After enjoying reading through all of these posts and comments, I just can’t see any huge fundamental difference between getting a nose ring, etc, and getting earrings. I think Hannah nailed it when she pointed out that there is certainly a progression of what is deemed lovely at different times and in different cultures. I wouldn’t want to assume that anything was “universally” considered lovely, simply because it is widely considered lovely. I also wouldn’t want to say that adornments from certain cultures or times are ok, because somehow those cultures or times had the market on the ideal Christian “look”.

I would consider a daughter’s request to get a pierced nose, or a floral anklet tattoo as perhaps a step beyond earrings culturally, but honestly they’re all pretty equally common where I’m from. I wouldn’t eschew wearing trousers because it was first done by rebellious women – I would simply make sure that I wear trousers in what I deem to be a God-honoring fashion. Likewise, I wouldn’t eschew more permanent forms of adornment/jewelry such as earrings, noserings, etc, because they were once only worn by rebellious women, but I would seek to wear them in a way that is lovely and consistent with Christian character – I don’t think those things are mutually exclusive.
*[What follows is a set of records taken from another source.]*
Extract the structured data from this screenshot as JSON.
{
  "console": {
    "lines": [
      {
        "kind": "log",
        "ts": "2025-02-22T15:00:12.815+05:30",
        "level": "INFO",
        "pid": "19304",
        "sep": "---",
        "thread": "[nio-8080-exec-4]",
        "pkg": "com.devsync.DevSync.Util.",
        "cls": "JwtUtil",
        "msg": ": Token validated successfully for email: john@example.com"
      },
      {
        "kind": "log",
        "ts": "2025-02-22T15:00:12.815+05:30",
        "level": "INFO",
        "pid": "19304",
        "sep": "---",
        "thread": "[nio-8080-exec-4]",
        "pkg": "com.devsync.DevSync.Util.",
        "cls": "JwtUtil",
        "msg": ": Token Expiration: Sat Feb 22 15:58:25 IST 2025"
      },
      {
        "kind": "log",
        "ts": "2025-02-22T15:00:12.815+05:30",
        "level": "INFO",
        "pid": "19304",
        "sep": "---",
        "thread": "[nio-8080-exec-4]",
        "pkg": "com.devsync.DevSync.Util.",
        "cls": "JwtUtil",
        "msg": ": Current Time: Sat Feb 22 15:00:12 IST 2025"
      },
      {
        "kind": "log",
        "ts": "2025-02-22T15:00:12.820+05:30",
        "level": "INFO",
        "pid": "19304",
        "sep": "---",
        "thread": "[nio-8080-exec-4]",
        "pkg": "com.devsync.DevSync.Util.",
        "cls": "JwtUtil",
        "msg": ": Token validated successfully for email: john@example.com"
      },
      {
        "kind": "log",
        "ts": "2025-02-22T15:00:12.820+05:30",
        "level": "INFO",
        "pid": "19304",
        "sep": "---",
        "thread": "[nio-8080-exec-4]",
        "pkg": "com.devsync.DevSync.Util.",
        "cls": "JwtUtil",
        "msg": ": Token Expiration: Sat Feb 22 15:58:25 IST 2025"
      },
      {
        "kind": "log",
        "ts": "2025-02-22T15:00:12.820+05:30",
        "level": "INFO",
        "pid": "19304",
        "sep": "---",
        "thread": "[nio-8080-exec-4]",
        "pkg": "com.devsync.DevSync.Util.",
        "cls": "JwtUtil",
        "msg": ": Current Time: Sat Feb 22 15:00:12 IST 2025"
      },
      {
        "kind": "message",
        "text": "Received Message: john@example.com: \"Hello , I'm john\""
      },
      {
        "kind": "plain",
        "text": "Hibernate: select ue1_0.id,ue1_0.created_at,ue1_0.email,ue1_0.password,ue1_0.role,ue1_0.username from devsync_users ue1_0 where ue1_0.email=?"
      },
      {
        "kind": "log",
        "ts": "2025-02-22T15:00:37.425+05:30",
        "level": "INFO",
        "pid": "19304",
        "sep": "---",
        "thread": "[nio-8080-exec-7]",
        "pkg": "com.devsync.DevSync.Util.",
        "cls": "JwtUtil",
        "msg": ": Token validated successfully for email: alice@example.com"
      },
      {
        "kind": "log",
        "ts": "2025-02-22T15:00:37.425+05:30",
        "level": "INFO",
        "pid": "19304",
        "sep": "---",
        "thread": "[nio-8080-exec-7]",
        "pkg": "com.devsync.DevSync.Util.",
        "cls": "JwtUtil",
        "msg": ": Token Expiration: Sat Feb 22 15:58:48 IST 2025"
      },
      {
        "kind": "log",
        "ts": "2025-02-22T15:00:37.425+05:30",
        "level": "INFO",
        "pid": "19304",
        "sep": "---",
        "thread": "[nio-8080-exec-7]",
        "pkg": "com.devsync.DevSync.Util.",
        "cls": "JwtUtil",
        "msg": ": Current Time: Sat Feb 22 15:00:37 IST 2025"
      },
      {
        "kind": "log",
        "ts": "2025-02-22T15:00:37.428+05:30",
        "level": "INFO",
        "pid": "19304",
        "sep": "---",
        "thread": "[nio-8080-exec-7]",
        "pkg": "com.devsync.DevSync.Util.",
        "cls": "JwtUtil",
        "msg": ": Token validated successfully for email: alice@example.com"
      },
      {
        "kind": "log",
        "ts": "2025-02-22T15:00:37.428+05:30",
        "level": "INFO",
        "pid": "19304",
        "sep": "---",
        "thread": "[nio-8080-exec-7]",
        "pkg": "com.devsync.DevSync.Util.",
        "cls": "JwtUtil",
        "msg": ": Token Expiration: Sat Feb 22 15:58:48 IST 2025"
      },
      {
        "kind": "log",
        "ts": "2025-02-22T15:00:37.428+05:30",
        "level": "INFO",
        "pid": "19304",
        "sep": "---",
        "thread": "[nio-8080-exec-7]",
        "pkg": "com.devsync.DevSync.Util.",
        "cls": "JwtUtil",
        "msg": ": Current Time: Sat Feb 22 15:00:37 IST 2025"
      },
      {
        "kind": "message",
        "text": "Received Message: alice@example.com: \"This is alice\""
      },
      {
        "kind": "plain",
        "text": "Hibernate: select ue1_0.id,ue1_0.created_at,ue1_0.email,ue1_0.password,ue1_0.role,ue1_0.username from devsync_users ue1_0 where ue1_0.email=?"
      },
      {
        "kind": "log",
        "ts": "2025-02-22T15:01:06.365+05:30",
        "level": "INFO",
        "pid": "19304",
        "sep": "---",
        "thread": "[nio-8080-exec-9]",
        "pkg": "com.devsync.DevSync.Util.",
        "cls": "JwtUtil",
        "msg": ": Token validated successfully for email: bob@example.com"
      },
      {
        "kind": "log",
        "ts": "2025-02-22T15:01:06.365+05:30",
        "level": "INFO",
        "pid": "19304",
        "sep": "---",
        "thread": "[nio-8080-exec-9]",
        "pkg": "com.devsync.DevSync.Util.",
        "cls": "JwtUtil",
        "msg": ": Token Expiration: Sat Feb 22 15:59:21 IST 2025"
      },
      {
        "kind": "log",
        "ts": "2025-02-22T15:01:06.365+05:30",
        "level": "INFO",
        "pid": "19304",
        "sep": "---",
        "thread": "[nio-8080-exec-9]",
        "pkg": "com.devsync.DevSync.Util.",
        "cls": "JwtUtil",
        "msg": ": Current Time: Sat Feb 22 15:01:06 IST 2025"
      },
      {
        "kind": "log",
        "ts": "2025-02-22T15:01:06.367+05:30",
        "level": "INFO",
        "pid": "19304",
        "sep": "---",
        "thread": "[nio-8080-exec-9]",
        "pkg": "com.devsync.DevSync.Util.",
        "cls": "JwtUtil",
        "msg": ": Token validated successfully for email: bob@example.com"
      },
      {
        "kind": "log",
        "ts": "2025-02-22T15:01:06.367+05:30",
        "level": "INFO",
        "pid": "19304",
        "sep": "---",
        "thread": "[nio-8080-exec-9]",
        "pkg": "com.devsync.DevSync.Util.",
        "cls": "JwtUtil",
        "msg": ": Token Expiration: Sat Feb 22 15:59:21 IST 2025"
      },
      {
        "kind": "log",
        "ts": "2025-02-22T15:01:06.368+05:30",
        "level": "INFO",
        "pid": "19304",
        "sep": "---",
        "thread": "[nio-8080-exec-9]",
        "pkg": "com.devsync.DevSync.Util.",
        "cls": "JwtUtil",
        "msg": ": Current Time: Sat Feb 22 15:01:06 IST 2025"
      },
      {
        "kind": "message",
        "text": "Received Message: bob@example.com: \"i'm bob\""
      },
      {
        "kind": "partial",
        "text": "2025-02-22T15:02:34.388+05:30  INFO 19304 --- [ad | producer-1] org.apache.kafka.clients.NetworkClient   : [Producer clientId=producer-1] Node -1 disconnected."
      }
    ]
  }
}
I realize my opinion may not be shared by a majority of readers here, but it doesn’t change the crux of the matter: that these things really fall under the heading of Methods, rather than Principles. I appreciate the Biblical principles outlined here, but I would be cautious not to confuse the Biblical principles with the personal opinions of what they should look like. My husband gave me a chuckle by pointing out that a few generations ago, this blog might have been titled: “Trousers, Ankles and Other Forms of Immodesty”. Likewise, I’m sure we could find (and have, in many of the blog comments here) all manner of varying opinions about whether and how we should wear makeup, jewelry, clothing, and many more issues relating to the body than we could count! But the fact remains that these things ought to be reasoned out from the same Scriptures, and we as fellow saints ought not to assume that a brother or sister didn’t have a valid or good reason to get an adornment, simply because it is against our personal taste. I just can’t see Scripture extending to say that “earrings are fine, nose studs aren’t” or anything of the like. May we grow in beauty as we learn to kindly discuss these things, and seek to adorn our bodies to be lovely expressions appropriate in godly lives!